As if things couldn’t get worse for General Electric.
Shares of the worst-performing Dow stock fell again on Tuesday and are now in danger of entering a technically perilous pattern that could spell more declines to come.
“In a world of new highs, we have General Electric hitting fresh new lows,” Rich Ross of Evercore ISI said Monday on CNBC’s “Trading Nation.” “The story goes from bad to worse when we look at the action here in the last two days,” he added.
The stock fell to its lowest level since August 2011 this week after both Morgan Stanley and UBS downgraded it on concerns over potential dividend cuts.
The industrial giant has been getting crushed this year — tanking nearly 30 percent and losing more than $84 billion in market cap, while the S&P 500 and Dow are up 15 and 18 percent, respectively.
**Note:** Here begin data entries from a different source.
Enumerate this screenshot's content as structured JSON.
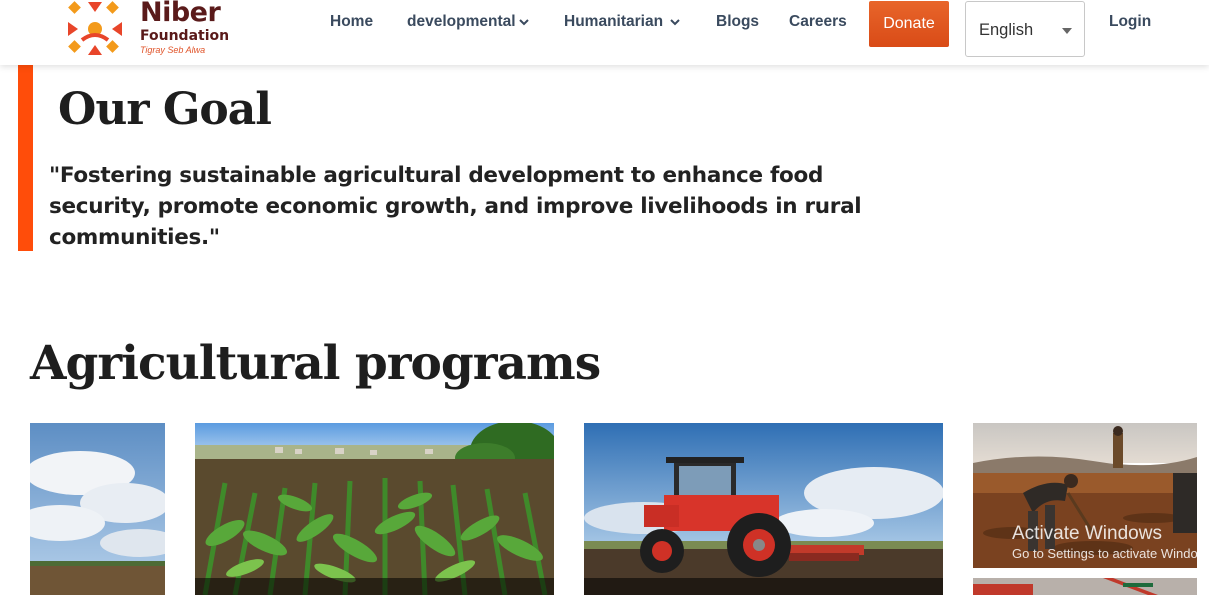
{
  "brand": {
    "name": "Niber",
    "sub": "Foundation",
    "tagline": "Tigray Seb Alwa",
    "colors": {
      "primary": "#5a1a1a",
      "accent": "#ff4d0a",
      "mark_orange": "#f39a1b",
      "mark_red": "#e8452a"
    }
  },
  "nav": {
    "home": "Home",
    "developmental": "developmental",
    "humanitarian": "Humanitarian",
    "blogs": "Blogs",
    "careers": "Careers",
    "donate": "Donate",
    "language": "English",
    "login": "Login"
  },
  "goal": {
    "title": "Our Goal",
    "quote": "\"Fostering sustainable agricultural development to enhance food security, promote economic growth, and improve livelihoods in rural communities.\""
  },
  "programs": {
    "title": "Agricultural programs"
  },
  "watermark": {
    "title": "Activate Windows",
    "sub": "Go to Settings to activate Windows."
  }
}
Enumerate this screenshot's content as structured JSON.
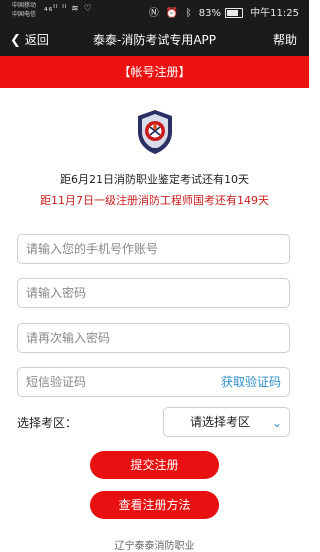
{
  "status": {
    "carrier_1": "中国移动",
    "carrier_2": "中国电信",
    "left_icons": "₄₆ᴵˡ ᴵˡ ≋ ♡",
    "battery": "83%",
    "time": "中午11:25"
  },
  "appbar": {
    "back_label": "返回",
    "title": "泰泰-消防考试专用APP",
    "help_label": "帮助"
  },
  "section_title": "【帐号注册】",
  "notices": {
    "line1": "距6月21日消防职业鉴定考试还有10天",
    "line2": "距11月7日一级注册消防工程师国考还有149天"
  },
  "form": {
    "phone_placeholder": "请输入您的手机号作账号",
    "password_placeholder": "请输入密码",
    "password2_placeholder": "请再次输入密码",
    "sms_placeholder": "短信验证码",
    "sms_button": "获取验证码",
    "region_label": "选择考区：",
    "region_value": "请选择考区"
  },
  "buttons": {
    "submit": "提交注册",
    "howto": "查看注册方法"
  },
  "footer": "辽宁泰泰消防职业",
  "colors": {
    "accent_red": "#ec1212",
    "link_blue": "#2f8fcc",
    "bar_dark": "#1b1b1b"
  }
}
At its peak in August 2000, General Electric’s market cap was about $600 billion; however, as of the close Monday, its market cap had fallen below $200 billion, according to FactSet.
Looking at a short-term chart of GE, Ross pointed to the stock’s falling 50-day moving average as proof of “just how strong this downtrend is,” and the longer-term picture is even more gruesome.
“The picture is somewhat stunning here,” Ross said, pointing to what looks to be all the makings of a “death cross” on the chart of GE. This refers to when a stock’s long-term moving average crosses above its short-term moving average, setting a downward trend into motion. “Nobody likes comparisons to 2008, but you see the last time that the 50-week moving average crossed below the 200-week moving average, it set in motion a series of unfortunate events.”
GE stock plunged more than 80 percent from January 2008 through March 2009.
While that hasn’t quite occurred yet, “we’ve really opened up the door to a steeper decline, and the absence of support really suggests that General Electric is not a stock that we should buy on the way down, but we should wait for signs of stabilization and buy it on the way back up, if and when that does occur,” Ross said.
“In a world of strong trending bull markets and 52-week highs, we have a stock that’s trailing the Dow industrials by 55 percent. That’s not where I go to buy, that’s where I go to die,” he added.